If you’re a marketer or someone who hangs around with graphic designers, you’ll get it right away. I got it because it’s a picture of me and my book designer friend Jeffrey, who responds with bemused annoyance to typographical offenses that most of us would never even notice. (Kerning refers to relative spacing between letters.)
My objective on this blog is to encourage arts pros to recognize non-strategic marketing messages and respond with similar erudite indignation: “I can’t believe those idiots used artsy wordplay on their brochure. That stuff went out with fax blasts. Who the hell do they think they’re talking to?”
Unlike the cartoon, though, there’s nothing malicious about this. I want to do it because our potential audience is changing and we’re still speaking a cutesy nonsense language that was developed half a century ago for people who loved us no matter what we said. Now of course, we’re talking to people who don’t love us quite so much and we need to be much more thoughtful, more intentional, about what we say.
Unfortunately, we as an industry have become so accustomed to our insider-speak that we’ve lost sight of how it works – or fails to work – on the audiences we most need to persuade. For example, I just got a subscription brochure from one of Southern California’s most prominent performing arts institutions that was designed around a clever but abstruse little chunk of artsy wordplay that, when viewed through the eyes of a fence-sitting outsider, is just plain embarrassing. The whole thing could have been produced back in 1982 when the NEA started tracking our decades-long decline in arts audiences. And given how unoriginal the pun was, and how our industry tends to recycle its favorite clichés ad nauseum, the same brochure could easily be sitting in some other organization’s dusty old archives.
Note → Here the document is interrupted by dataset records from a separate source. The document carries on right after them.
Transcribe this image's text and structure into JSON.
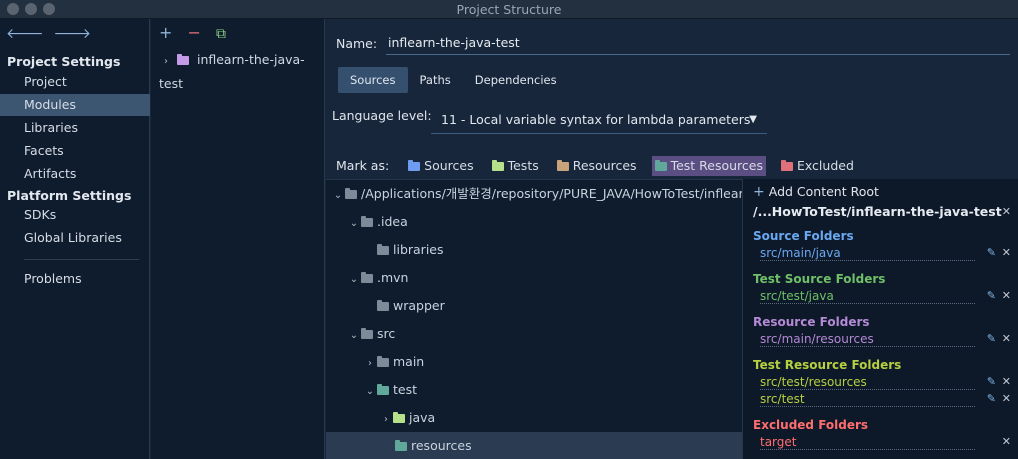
{
  "window": {
    "title": "Project Structure"
  },
  "left_nav": {
    "project_settings_header": "Project Settings",
    "project_items": [
      "Project",
      "Modules",
      "Libraries",
      "Facets",
      "Artifacts"
    ],
    "platform_settings_header": "Platform Settings",
    "platform_items": [
      "SDKs",
      "Global Libraries"
    ],
    "problems": "Problems",
    "selected": "Modules"
  },
  "modules_panel": {
    "toolbar": {
      "add": "+",
      "remove": "−",
      "copy": "⧉"
    },
    "module_name": "inflearn-the-java-test"
  },
  "module_editor": {
    "name_label": "Name:",
    "name_value": "inflearn-the-java-test",
    "tabs": [
      "Sources",
      "Paths",
      "Dependencies"
    ],
    "active_tab": "Sources",
    "language_level_label": "Language level:",
    "language_level_value": "11 - Local variable syntax for lambda parameters",
    "mark_as_label": "Mark as:",
    "mark_as": [
      {
        "label": "Sources",
        "color": "#6f9cf0"
      },
      {
        "label": "Tests",
        "color": "#b6e08a"
      },
      {
        "label": "Resources",
        "color": "#c8a27a"
      },
      {
        "label": "Test Resources",
        "color": "#5fa89a"
      },
      {
        "label": "Excluded",
        "color": "#e0707a"
      }
    ],
    "tree": [
      {
        "label": "/Applications/개발환경/repository/PURE_JAVA/HowToTest/inflearn-the-java-test",
        "expanded": true
      },
      {
        "label": ".idea",
        "expanded": true
      },
      {
        "label": "libraries"
      },
      {
        "label": ".mvn",
        "expanded": true
      },
      {
        "label": "wrapper"
      },
      {
        "label": "src",
        "expanded": true
      },
      {
        "label": "main",
        "expanded": false
      },
      {
        "label": "test",
        "expanded": true
      },
      {
        "label": "java",
        "expanded": false
      },
      {
        "label": "resources",
        "selected": true
      }
    ]
  },
  "content_roots": {
    "add_label": "Add Content Root",
    "root_path": "/...HowToTest/inflearn-the-java-test",
    "groups": [
      {
        "title": "Source Folders",
        "color": "#6aa8f0",
        "paths": [
          "src/main/java"
        ]
      },
      {
        "title": "Test Source Folders",
        "color": "#6fc068",
        "paths": [
          "src/test/java"
        ]
      },
      {
        "title": "Resource Folders",
        "color": "#b48ad6",
        "paths": [
          "src/main/resources"
        ]
      },
      {
        "title": "Test Resource Folders",
        "color": "#b6d040",
        "paths": [
          "src/test/resources",
          "src/test"
        ]
      },
      {
        "title": "Excluded Folders",
        "color": "#ff6e6e",
        "paths": [
          "target"
        ]
      }
    ]
  },
  "colors": {
    "folder_plain": "#7e8a98",
    "folder_test": "#5fa89a",
    "folder_tests_green": "#b6e08a",
    "module_folder": "#c39be8"
  }
}
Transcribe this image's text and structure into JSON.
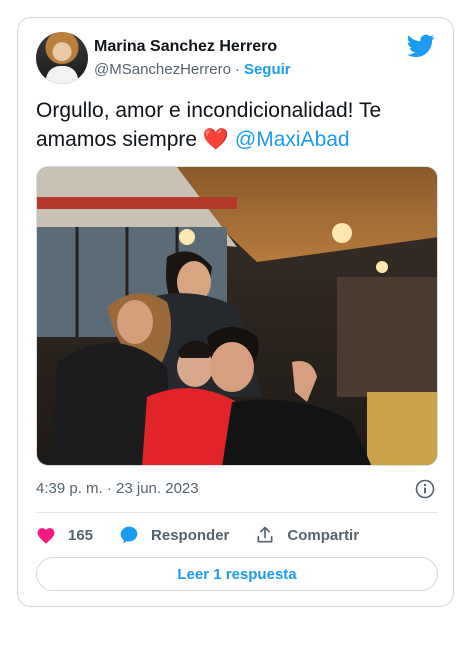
{
  "author": {
    "name": "Marina Sanchez Herrero",
    "handle": "@MSanchezHerrero",
    "separator": "·",
    "follow_label": "Seguir"
  },
  "tweet": {
    "text": "Orgullo, amor e incondicionalidad! Te amamos siempre",
    "emoji": "❤️",
    "mention": "@MaxiAbad"
  },
  "meta": {
    "timestamp": "4:39 p. m. · 23 jun. 2023"
  },
  "actions": {
    "likes": "165",
    "reply_label": "Responder",
    "share_label": "Compartir"
  },
  "footer": {
    "read_replies_label": "Leer 1 respuesta"
  },
  "colors": {
    "accent": "#1d9bf0",
    "heart": "#f91880"
  },
  "icons": [
    "twitter-icon",
    "heart-icon",
    "reply-icon",
    "share-icon",
    "info-icon"
  ]
}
The only way to break this cycle is to train ourselves to recognize these offenses and rail against the egocentrism that allows them to continue while arts organizations from coast to coast are closing their doors. We can talk about new audiences all we want, but if we’re not talking to them about how our products satisfy their desires, we might as well just keep chit-chatting with our dying fans and plan in advance for shutting the doors when there aren’t enough of them left to respond to our catchy, cute and oh so clever communications.
And as for “celebrate,” I could write at length about this deadliest of all arts marketing cliches – and I do in my book – but for now lets just say that there are only two reasons anyone should ever use the word “celebrate” in a promotional context: You’re inviting someone to an actual party, or you know for a fact, and can verify with objective evidence, that your target audience has a pent up desire to celebrate something by buying tickets to your event. Apply these rules with rigor and you’ll never need to worry about erudite colleagues responding with bemused annoyance to your organization’s lame rhetorical offenses.
I’m sorry if I sound a little peevish today, but this stuff is extremely important. Plus, I have a cold, Downton Abby’s over for the season and a friend just sent me information about a new event that’s coming to a local theatre called “Celebrate Dance.”